Quando mi svegliai sentii un dolore freddo nelle mie membra stanche, dovuto molto probabilmente all'ambiente umido della grotta dove avevo dormito.

Il mio sonno quella notte non era stato tranquillo. Mi ero svegliata più volte a causa dell'ululare del vento o del forte ticchettio dell'acqua che colpiva il terreno e gli alberi. Per non parlare degli incubi.

La prima cosa che constatai, svegliandomi, fu di non essere sola.

Durante la notte la grotta era diventata il rifugio di una decina di capre, che in quel momento dormivano placidamente sulla roccia viva.

Credevo di aver sognato il loro arrivo nel mio rifugio, a quanto pareva invece il belare, che avevo creduto un ricordo onirico, era reale.

Facendo il minor rumore possibile andai ad abbeverarmi alla sorgente, poi tornai sul mio giaciglio e mi strinsi le ginocchia al petto, portandomi in posizione fetale.

Misera me! Come potevo sperare di cavarmela da sola su un'isola a me sconosciuta, lontana da casa e dalla civiltà?

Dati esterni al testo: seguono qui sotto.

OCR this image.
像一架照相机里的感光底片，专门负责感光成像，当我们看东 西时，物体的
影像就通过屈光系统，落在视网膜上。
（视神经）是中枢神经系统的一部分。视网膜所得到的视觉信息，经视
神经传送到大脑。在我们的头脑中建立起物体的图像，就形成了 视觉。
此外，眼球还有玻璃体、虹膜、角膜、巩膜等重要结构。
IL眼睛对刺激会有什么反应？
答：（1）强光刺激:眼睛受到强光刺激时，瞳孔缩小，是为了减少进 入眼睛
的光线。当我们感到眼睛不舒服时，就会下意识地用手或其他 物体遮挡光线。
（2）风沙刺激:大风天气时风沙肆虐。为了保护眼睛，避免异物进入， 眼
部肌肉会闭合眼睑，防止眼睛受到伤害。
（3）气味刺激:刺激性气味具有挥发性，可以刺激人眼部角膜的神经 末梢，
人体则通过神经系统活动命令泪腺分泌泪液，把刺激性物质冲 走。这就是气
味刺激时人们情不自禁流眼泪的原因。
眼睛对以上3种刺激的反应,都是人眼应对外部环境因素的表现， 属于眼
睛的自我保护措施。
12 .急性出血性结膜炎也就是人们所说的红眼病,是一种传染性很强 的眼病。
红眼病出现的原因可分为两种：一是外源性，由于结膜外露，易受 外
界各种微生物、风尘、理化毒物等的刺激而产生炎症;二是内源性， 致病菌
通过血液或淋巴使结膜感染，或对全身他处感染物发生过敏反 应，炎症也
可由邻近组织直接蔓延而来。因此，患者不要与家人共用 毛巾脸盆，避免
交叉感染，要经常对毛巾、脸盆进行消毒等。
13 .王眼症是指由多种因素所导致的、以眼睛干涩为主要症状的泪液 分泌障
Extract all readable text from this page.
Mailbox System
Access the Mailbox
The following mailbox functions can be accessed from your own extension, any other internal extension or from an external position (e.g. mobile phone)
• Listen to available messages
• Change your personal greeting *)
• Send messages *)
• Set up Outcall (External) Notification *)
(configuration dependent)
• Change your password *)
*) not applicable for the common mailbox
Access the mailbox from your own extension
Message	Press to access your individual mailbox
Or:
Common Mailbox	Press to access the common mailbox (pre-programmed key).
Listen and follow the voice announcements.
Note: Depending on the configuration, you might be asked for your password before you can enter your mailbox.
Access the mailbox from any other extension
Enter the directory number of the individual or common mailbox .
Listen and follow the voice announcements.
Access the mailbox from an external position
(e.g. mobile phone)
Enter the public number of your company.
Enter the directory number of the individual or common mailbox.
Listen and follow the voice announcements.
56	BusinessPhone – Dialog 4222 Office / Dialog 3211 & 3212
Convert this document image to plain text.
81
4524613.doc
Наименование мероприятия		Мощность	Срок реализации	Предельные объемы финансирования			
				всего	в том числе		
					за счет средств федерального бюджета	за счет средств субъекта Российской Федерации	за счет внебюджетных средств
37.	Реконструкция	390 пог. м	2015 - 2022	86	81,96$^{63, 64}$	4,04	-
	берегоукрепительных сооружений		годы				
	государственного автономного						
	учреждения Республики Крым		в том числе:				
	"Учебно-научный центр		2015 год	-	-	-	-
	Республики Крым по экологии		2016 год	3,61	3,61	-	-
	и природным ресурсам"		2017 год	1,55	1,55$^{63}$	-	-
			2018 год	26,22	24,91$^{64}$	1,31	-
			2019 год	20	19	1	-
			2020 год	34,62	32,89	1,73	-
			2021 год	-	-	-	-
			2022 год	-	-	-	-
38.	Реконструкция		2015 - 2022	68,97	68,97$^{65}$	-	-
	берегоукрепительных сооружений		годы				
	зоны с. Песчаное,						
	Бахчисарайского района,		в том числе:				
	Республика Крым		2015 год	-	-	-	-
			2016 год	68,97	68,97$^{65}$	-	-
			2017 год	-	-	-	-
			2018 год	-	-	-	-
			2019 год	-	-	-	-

Presi in considerazione l'idea di tornare indietro, di raggiungere il monastero e rinchiudermi con le mie stesse mani nella stanza-prigione che mi era stata assegnata, luogo in cui almeno ero sicura che non sarei morta di fame.

Un brivido mi attraversò la colonna vertebrale e feci il possibile per non scoppiare nuovamente a piangere.

Era quello il destino che mi spettava se fossi rimasta in quella grotta? Morire di fame?

Non ero sicura che fosse una morte degna della figlia di un duca in rovina, ma in fondo cosa potevo saperne io della vita, quando ero stata cresciuta in una campana di vetro?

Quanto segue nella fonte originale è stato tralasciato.